2001 Sutherland Prize Winner
The Sutherland Prize Committee has voted unanimously
to award this year's Sutherland Prize to Dr. Robert Shoemaker,
University of Sheffield, for his article, "The Decline of Public Insult
in London 1660-1800", which appeared in Past and Present, no.
169, 2000:97-131. This ambitious article makes thorough and technically
knowledgeable use of ecclesiastical court records, correlated with the
experience of other courts, to persuasively argue that the total number
of actions for defamation declined in the course of the eighteenth
century, and that the character and language of the cases that were
prosecuted also changed significantly. It suggests that the decline in
litigation reflected a real decline of public insult and was part of a
broader cultural shift, in which the power and significance of the
spoken insult was being undermined. His is a fresh and exciting
approach to these legal records, exploring them as not only technical
and specific documents (which of course they were) but as also
participants in the cultural and social life of their time. In this
article Dr. Shoemaker has impressively utilized legal records to present
a strong case for a broader transformation of social life.
The Sutherland Prize Committee for the year 2001 was
charged with selecting the best article in English legal history written
in English and published in 2000. The Committee consisted of Robert
Palmer (University of Houston), Christopher Brooks (University of
Durham), Martin Wiener (Rice University), chair.
The Committee wishes to encourage and to regularize
the process of nomination of an article or essay for the Sutherland
Prize. A recommender should send at least one copy of the article to
the chair of the Sutherland Prize Committee. The cut-off date for
nominations is May 1.
2001 Surrency Prize Winner
The Surrency Prize Committee announced awarded the 2001
prize to Professor James Jaffe for his article "Industrial
Arbitration, Equity, and Authority in England, 1800-1850," which
appeared in volume 18 of the Law and History Review. Jaffe examines
the variegated forms of arbitration used in English industrial trades
in the nineteenth century. Through a detailed exploration of the
practices of the mining, pottery, and printing industries, Jaffe
demonstrates how a voluntary system of arbitration as public policy.

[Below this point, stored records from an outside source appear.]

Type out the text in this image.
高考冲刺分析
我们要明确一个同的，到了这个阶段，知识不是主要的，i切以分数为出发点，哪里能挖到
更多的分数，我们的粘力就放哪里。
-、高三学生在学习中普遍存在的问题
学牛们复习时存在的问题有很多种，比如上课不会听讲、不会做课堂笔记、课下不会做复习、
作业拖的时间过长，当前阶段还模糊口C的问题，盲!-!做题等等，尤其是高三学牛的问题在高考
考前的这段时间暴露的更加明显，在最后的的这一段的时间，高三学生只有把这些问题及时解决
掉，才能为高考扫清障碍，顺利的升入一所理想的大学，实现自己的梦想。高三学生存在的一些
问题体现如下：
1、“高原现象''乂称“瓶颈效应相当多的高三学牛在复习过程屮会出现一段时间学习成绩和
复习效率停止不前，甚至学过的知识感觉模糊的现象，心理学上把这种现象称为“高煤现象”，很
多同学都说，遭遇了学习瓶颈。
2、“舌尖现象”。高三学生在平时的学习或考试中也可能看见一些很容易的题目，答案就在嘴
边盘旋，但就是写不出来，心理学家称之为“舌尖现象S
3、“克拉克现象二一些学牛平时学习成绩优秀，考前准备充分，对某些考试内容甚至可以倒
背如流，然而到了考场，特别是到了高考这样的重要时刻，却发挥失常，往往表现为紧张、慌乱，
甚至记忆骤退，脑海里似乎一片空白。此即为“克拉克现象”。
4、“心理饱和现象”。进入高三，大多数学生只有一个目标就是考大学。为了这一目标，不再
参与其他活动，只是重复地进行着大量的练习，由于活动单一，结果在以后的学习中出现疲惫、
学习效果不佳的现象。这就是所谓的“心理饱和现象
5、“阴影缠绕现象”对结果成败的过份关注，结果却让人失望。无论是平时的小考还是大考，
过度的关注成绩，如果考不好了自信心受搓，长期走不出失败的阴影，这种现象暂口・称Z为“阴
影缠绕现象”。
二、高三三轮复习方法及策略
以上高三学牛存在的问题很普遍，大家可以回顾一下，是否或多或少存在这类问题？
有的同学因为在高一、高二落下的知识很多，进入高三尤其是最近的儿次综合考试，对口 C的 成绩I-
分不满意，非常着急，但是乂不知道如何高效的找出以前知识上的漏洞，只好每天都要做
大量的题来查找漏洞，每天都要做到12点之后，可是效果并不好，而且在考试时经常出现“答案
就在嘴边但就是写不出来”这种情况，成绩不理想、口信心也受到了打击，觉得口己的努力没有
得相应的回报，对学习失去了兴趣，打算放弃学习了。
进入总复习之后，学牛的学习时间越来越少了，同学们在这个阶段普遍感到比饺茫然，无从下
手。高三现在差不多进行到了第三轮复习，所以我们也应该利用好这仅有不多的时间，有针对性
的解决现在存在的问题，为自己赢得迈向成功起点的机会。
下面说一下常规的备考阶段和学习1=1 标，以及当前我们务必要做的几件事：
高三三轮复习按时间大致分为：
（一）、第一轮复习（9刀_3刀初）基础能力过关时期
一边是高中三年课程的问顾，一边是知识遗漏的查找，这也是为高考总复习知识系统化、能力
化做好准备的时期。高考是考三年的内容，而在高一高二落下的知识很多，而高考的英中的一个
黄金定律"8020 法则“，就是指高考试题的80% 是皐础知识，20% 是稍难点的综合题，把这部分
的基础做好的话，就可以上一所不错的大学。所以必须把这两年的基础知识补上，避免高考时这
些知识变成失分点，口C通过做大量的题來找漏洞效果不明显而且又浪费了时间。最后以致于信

Voluntary industrial arbitration not only resolved disputes, but
helped establish working rules for entire trades. Aware of the
importance of arbitration, employers and workers struggled to
implement and control arbitration systems to their own advantage. In
telling this story with clarity, insight, and precision, Jaffe has
brought legal history, social history, and labor history into fruitful
dialogue. Each year the Surrency Prize Committee selects the best
articles in the Law and History Review for that year.